Başımı yola çevirip kollarımı göğsümde bağladım. En son bu arabaya bindiğimde Ege neşeli bir adamdı. En son bu arabaya bindiğimde Ege tüm kalbiyle bana aitti.

"Berrak," dedim, cümleye başladığım an pişman olarak. "Sana iyi mi geliyor gerçekten?"

Gözlerini kıstı ama bakışları bana dönmedi. "Bu nereden çıktı?"

"Sıla söyledi, sizi ilk gördüğümde."

"Evet." dedi, dümdüz.

İşte yine dart tahtasıydım ve Ege okları tam kalbime atıyordu.

"Mutlu musun onunla?"

Madem vuruyordu, öldürseydi. Sağ bırakınca geri dönüyordum işte, tam öldürseydi.
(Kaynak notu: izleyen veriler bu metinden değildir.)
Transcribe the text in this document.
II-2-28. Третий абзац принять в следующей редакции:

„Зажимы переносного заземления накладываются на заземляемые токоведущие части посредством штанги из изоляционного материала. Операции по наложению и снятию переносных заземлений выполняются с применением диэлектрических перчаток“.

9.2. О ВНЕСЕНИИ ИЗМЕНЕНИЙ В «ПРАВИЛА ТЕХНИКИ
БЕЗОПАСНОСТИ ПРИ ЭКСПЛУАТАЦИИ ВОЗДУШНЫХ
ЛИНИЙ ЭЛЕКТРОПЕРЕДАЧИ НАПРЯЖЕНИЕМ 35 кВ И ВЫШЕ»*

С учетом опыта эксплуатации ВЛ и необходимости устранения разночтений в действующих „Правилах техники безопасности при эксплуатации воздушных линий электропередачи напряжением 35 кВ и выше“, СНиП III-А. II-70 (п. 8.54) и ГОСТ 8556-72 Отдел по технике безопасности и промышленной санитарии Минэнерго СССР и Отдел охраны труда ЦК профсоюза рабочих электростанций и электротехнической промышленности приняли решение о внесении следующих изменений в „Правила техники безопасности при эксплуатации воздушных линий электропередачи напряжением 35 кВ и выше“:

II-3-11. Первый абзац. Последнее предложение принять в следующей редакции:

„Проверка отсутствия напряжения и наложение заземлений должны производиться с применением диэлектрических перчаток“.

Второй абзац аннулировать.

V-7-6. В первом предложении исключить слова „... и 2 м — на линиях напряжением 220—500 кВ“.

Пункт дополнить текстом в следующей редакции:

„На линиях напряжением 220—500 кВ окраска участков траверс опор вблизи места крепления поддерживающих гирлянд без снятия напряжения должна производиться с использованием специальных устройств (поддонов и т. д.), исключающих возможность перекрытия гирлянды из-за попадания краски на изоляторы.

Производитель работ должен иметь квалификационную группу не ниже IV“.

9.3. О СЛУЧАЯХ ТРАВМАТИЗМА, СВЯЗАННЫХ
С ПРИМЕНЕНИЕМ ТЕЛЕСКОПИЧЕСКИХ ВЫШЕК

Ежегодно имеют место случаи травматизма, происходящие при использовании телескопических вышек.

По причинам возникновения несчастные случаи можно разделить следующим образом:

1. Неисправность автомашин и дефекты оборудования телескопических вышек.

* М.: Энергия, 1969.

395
"Evet." dedi, yine dümdüz.

Dudaklarımı ısırdım, kollarımı kendime daha sıkı sardım. Tahmin etmediğim bir şey söylememişti, şimdi yıkılmak olmazdı.

"Peki," dedim, dilindeki ok belki bu kez öldürücü darbe ile saplanır göğsüme umuduyla. "Benimle olduğundan daha mı çok?"

Sustu. Suskunluğundan kelimeleri ayıklamak istedim ama onun kadar yorgundum.

Göğsünde uyusam, geçerdi.

"Neyin var?" diye sordu, başını hafifçe eğmişti. Merak edişinden hoşlanmıyordu belli ki, yine de sormuştu.

"Bir şeyim yok," dedim sakince. "Sadece bir an kötü hissettim, önemli değil."

"İnsanlar kötü hissettiklerinden terleyip titremezler Nora. Ya da boğuluyormuş gibi olmazlar. Panik atak mıydı?"

Başımı yavaşsa sağa sola salladım. "Hayır."

"Ne, söyle o zaman? Neydi?"

Bakışlarımı sağa çevirip pencereden dışarı baktığımda sinirle güldü.

"Söylemeyeceksin..."

Bakışlarımı hafifçe ona çevirdim, birkaç kere derin nefes aldı.

"Beni neden oradan çıkarttın, sonuçta Aybars Berrak için geldi ve sen onları tek bıraktın."

Kaşları çatıldı. Ne yani, bunu düşünmemiş miydi?

"Ekin var, yalnız değil." dedi, bana değil de kendine söylüyormuş gibiydi.